TEXTE: THIERRY MEURY
Quand Denis Pittet rejoint Gattoni sur la page
«Opinions» du Matin – ils l’appellent ainsi – on se
dit que décidément ce canard est au journalisme
ce que l’annuaire téléphonique est à la philosophie.
Ou plus précisément, que Denis Pittet est à
l’éditorial ce qu’était Ray Charles à la
photographie.
Quand l’homme, qui par ailleurs, n’a pas peur de
s’engager, prend sa plume pour autre chose que sa
liste de commissions, il ne laisse pas le lecteur
indifférent, c’est le moins qu’on puisse dire. Car le
rire est sain. Et s’en priver pour les deux
malheureux francs que coûte ce tabloïd serait
ridicule. Qu’on se le dise: celui qui a raté son
récent édito sur les 4x4, chef-d’oeuvre
journalistique contemporain où à la question
«pourquoi ne pas interdire ces véhicules?», Denis
Pittet répondait par cet argument massue: «Parce
que!» , celui-là ne doit en aucun cas se priver du
plaisir de parcourir «Le chant du Glion», titre du
dernier opus du maestro en date du vendredi 8
avril.
Relevant carrément du communiqué officiel (mais
dans un style moins coulant), ce papier pose
malgré tout les grandes questions existentielles
relatives aux travaux dans ce tunnel. Pour preuve,
ce passage d’anthologie: «…faut-il partir en Valais?

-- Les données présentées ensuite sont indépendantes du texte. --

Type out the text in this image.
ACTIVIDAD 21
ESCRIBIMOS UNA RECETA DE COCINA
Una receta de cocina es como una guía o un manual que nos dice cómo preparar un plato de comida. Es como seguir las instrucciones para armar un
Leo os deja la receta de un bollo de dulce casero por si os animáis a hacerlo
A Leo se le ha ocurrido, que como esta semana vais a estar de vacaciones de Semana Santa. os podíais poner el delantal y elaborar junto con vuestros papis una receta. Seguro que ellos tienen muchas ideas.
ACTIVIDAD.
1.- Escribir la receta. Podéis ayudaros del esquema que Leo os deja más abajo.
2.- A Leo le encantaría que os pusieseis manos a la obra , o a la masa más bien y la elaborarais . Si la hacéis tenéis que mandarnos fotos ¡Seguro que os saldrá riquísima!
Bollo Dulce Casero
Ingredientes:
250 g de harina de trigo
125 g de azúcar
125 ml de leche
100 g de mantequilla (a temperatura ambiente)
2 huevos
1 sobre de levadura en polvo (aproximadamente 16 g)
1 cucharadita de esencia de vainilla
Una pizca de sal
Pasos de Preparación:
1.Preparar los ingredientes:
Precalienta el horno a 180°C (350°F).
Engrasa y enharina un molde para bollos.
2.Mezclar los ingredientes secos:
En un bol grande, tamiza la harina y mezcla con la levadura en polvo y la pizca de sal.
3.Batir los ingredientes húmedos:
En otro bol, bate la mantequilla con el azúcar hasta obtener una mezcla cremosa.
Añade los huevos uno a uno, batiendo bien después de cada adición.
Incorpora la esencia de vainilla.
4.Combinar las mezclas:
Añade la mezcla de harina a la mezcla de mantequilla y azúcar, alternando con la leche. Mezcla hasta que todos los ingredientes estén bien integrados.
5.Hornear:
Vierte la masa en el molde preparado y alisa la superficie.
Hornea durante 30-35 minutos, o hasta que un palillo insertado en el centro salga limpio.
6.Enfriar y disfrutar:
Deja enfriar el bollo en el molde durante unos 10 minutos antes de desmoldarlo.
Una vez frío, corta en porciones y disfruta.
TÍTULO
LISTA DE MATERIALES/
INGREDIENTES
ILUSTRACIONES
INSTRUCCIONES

Faut-il venir dans le canton de Vaud? Faut-il passer
par les Mosses? Par Evian? A quelle heure rentrer?
Ce soir tard ou demain tôt?»
Certains seront surpris d’apprendre que le
monsieur est tout de même rédacteur en chef
adjoint du journal le plus lu en Suisse romande
(qu’on le veuille ou non). Mais la maison Edipresse
a les moyens. Et à l’instar des banques qui peuvent
s’offrir à tour de bras des fondés de pouvoir qui
n’en ont pas le moindre, la maison peut bien se
payer le luxe d’un rédacteur en chef adjoint pour la
tenue des procès-verbaux!
Mais le destin des grands journalistes, comme celui
des grands écrivains, ne tient finalement pas à
grand-chose. Et Denis Pittet est placé pour le
savoir, lui qui n’aurait sans doute pas embrassé
cette merveilleuse profession si, en son temps, il y
avait eu de la place dans la gendarmerie.